“Despite this vast body of theoretical knowledge, few of the parsers that are in production systems today are textbook cases of the theory. Many opt for hand-written parsers that are not based on any formalism at all.”
Ah, to say that a parser is hand written is not to say that it is not based on any formalism. In fact, recursive descent parsers can be derived by taking a context-free language in Chomsky Normal Form, transforming that to Greibach Normal Form and basing on recursion that uses each left-production to determine which further functions to call. I don’t think anyone can produce a recursive descent parser of any length without a fairly intimate understanding of language transforms - not a bad thing imo.
I think generating a parse by hand is useful since it gives one a pretty exact idea what’s happening.
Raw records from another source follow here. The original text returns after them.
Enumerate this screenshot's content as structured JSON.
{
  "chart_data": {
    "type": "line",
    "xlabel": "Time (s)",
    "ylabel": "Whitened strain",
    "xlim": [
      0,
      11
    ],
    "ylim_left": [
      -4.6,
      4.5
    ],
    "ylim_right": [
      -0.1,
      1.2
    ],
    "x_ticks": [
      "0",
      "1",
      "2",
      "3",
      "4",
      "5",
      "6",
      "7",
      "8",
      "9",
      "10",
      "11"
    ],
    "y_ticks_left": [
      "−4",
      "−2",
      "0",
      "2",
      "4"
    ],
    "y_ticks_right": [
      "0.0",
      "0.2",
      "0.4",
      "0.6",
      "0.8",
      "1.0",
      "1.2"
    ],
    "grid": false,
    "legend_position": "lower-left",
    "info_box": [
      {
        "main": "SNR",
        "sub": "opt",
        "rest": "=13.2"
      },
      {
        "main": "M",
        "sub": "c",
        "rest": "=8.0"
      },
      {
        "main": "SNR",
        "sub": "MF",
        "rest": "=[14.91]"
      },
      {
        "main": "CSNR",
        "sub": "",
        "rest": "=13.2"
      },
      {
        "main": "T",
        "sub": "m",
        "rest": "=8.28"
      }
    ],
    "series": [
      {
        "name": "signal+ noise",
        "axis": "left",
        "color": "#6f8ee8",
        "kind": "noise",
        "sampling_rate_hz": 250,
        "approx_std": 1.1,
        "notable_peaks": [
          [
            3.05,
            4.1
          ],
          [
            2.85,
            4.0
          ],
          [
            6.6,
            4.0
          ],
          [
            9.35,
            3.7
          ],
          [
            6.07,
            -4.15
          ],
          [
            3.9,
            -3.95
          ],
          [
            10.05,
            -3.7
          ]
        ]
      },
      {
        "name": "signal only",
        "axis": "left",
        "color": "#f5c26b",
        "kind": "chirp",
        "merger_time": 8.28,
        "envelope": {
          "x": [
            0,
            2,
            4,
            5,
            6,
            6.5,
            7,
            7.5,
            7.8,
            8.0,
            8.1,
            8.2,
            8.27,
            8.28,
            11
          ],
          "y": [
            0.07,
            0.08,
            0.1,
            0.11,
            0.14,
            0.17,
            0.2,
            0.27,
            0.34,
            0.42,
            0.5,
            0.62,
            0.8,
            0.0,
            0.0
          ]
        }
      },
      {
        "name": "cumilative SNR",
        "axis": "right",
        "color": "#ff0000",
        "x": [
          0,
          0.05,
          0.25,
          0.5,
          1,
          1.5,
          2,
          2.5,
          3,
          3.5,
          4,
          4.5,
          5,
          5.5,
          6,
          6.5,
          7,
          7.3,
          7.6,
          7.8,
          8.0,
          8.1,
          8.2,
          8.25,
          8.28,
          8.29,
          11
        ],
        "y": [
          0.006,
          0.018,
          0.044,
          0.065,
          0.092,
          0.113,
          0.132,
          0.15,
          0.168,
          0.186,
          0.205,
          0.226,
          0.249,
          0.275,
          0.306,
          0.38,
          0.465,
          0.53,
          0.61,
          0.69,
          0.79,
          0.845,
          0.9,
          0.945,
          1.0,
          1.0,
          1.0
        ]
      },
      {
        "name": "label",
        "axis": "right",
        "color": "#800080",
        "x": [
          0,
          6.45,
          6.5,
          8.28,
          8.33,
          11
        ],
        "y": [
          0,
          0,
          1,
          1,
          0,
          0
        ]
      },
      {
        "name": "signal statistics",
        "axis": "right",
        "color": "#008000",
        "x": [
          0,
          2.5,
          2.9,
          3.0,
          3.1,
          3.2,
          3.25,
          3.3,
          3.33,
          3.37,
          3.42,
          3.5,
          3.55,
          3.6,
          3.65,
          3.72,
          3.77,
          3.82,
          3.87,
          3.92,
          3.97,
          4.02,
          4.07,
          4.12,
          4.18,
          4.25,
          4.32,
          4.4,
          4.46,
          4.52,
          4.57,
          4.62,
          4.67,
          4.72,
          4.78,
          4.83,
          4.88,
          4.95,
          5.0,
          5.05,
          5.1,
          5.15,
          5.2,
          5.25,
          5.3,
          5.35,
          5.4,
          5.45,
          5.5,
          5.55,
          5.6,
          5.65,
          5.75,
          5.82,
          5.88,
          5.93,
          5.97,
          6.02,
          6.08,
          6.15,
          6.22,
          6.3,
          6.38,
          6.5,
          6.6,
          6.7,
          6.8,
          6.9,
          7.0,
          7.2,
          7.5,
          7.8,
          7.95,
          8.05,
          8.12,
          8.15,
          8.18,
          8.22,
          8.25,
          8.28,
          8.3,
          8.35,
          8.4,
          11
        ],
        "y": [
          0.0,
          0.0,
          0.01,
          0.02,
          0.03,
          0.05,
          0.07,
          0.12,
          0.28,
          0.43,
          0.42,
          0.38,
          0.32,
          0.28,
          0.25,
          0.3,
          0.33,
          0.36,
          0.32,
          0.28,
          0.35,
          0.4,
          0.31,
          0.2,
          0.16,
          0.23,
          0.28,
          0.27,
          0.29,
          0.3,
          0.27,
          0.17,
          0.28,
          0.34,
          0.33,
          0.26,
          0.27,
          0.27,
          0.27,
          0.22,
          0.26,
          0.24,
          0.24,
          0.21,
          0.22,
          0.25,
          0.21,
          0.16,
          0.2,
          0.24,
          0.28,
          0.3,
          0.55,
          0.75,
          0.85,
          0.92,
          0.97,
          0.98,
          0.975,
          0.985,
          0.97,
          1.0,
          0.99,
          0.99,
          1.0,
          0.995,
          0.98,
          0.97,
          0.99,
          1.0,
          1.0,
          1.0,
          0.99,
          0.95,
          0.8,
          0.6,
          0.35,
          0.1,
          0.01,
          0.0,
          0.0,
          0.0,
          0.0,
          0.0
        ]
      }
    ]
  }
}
Using Yacc-code always seemed klunky and less-clear to me. I’ll admit I’ve only tried to read Yacc code rather than creating it but I still think that’s part of the point - recursive descent parsers are fairly easy to create and easy to understand if documented reasonably well. And it is quite possible to add hooks for features that make the language not-context free but which happen to be desirable as well as adding intermediate function to make the code easier to understand. But all that, again, is a good imo.
And it’s ironic for someone to cite Ruby as an example of doing good by using Bison - the original Ruby Bison code was a complete incomprehensible cluster-fuck that took years to sort out (if it has been sorted out, I stopped paying attention). That language was specified by Bison did not change the situation that Ruby had no standard, that “MRI” (Matz Ruby Implementation) was the only real gold standard of Ruby behavior for a long time (I’m hoping it’s not anymore).
Yeah, I didn’t find the “Theory vs. Practice” section the strongest part of the article. But the rest of the article (starting with the section after that one) is a quite good overview of the ambiguity problem in CFGs, imo, and has a good discussion of why various proposed approaches to let you sidestep ambiguity (PEGs, GLR parsers, etc.) don’t really solve the problem.
The post linked here, LL and LR Parsing Demystified, is one of the better treatments of the subject I’ve seen.